Zenphone 8 finalmente compatto

Zenphone 8 finalmente compatto

ZenFone 8 offre qualità e prestazioni di punta in un telefono compatto

L’obiettivo di Asus con Zenphone 8 era quello di creare un telefono piccolo che fosse comodo da usare in una mano, ma senza lesinare sulla potenza o sulle funzionalità da fascia alta.

Asus ha fatto con Zenphone 8 quello che ha sempre fatto con i suoi prodotti: ascoltare gli appassionati, senza pensare troppo a ciò che potrebbe vendere.

E direi che l’obbiettivo è perfettamente riuscito.

Tutto al massimo

ZenFone 8 sarà anche piccolo, ma non gli manca nulla, a partire dall’ultimo processore top gamma di casa Qualcomm, lo Snapdragon 888, accoppiato con 6, 8 o 16 GB di RAM.

Il display è un pannello OLED da 5,9 pollici in Gorilla Glass Victus da 1080p, con una frequenza di aggiornamento a 120 Hz. Di default, Asus ha impostato l’aggiornamento dinamicoco tra 120 / 90 / 60Hz a seconda dell’applicazione per risparmiare la durata della batteria.
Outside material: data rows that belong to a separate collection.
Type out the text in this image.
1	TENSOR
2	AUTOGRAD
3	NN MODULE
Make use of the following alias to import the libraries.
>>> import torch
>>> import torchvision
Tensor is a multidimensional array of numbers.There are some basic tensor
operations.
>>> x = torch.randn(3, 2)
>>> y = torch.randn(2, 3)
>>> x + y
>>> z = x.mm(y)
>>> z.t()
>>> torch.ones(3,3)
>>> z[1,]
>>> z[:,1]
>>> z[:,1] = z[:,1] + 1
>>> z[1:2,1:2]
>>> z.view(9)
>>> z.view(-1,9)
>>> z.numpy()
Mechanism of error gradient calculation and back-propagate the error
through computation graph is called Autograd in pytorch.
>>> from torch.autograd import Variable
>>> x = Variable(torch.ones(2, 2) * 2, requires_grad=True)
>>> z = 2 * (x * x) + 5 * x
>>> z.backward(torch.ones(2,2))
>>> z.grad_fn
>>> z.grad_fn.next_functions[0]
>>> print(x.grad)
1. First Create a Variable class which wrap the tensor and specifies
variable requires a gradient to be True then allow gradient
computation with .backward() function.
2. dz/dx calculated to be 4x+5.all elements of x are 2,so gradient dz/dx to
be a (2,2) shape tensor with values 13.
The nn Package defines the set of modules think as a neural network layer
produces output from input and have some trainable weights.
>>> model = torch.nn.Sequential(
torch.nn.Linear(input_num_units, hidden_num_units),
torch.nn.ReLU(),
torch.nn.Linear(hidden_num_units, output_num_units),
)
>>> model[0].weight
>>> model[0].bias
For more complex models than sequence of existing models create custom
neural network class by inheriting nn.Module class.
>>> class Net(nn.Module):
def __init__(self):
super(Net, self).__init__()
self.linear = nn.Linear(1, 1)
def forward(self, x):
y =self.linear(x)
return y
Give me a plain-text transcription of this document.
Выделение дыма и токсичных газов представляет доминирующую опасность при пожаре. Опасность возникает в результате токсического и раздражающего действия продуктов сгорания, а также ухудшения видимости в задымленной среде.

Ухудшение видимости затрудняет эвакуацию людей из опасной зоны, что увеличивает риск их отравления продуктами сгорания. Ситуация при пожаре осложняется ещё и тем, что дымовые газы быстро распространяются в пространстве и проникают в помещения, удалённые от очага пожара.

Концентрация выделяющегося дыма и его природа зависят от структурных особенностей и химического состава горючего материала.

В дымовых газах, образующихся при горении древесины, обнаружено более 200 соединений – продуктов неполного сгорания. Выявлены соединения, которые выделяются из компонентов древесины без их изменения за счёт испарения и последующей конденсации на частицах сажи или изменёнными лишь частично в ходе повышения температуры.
Rimane comunque a nostra discrezione scegliere una delle e impostazioni a nostro piacimento.

Asus promette uno schermo calibrato alla perfezione, con 1100 nits di picco all’esterno, con standard HDR10+.

Asus poi non si è voluta risparmiare nemmeno sulla protezione IP68 ma anche il compianto jack audio, e lo ha fatto inserendo anche un DAC di qualità oltre al sistema Dirac per il tuning del suono, soprattutto il LED di stato, inserito nella zona inferiore, di fianco al connettore USB Type C.

Manca all’appello solo la ricarica wireless, ma è una mancanza davvero piccola se si considera quello che lo Zenfone 8 offre.

E la fotocamera Flip?

Si perde la fotocamera Flip, segno distintivo di Zenphone 7 e 7 pro, che rimane comunque ad appannaggio di Zenphone 8 Filp.

Ora le fotocamere da 3 passano a 2, abbiamo quindi il sensore principale è il Sony IMX 686, 1/1.7”, F1.8 di apertura per l’obiettivo che è stabilizzato, la camera secondaria, il super wide, è un Sony IMX363, lo stesso sensore che Google usa sui Pixel.

Entrambi i sensori hanno l’autofocus, mentre il super wide non dispone di stabilizzatore ottico.

Per la Selficam Asus è la prima azienda ad usare  il nuovo Sony IMX663, un sensore da 12 megapixel che ha il vantaggio di avere una messa a fuoco dual pixel.

Ma quanto è piccolo?

Lo Zenfone 8 non è piccolo, ma con i suoi 5.9” di schermo e 14.8 cm di altezza risulta incredibilmente maneggevole, con la maggior parte della superficie utilizzabile anche con una sola mano.

Le dimensioni, millimetro più millimetro meno, ricalcano quelle di un iPhone 12 o di un Pixel 4, la back cover è in vetro in Gorilla Glass 3, leggermente curvato sui lati per aggievolare l’impugnatura.

Possiamo quindi aspettarcelo comodissimo in tasca o nella giacca e sufficientemente leggero, 169 grammi.

L’autonomia è solo sufficente

Complice anche uno spessore leggermente superiore rispetto a quello di tanti altri smartphone, Asus è riuscita a inserire nella scocca un accumulatore al litio da 4000 mAh.  Dovrebbe essere comunque sufficente a coprire un intera giornata di lavoro.

Asus poi sceglie di non segiure la moda, come stanno facendo un po’ tutti a dire il vero, ed inserisce in confezione un caricatore rapido da 30 watt. Avrebbe potuto osare un po’ di più da questo punto di vista ma ci accontentiamo.

Ora il prezzo

Asus sceglie di aggredire il mercato con un prodotto particolare che non segue la moda dei “padelloni”.

Ascoltando l’utenza, che chiede da un po’ di tempo a questa parte di poter tornare a dimensioni più tascabili, e lo fa senza esagerare col prezzo.

Zenfone 8 con 8/128GB a 699€  (in promo a 619€ fino 30.05), gli altri tagli con 8/256GB a 749€ e con 16/256GB a 819€.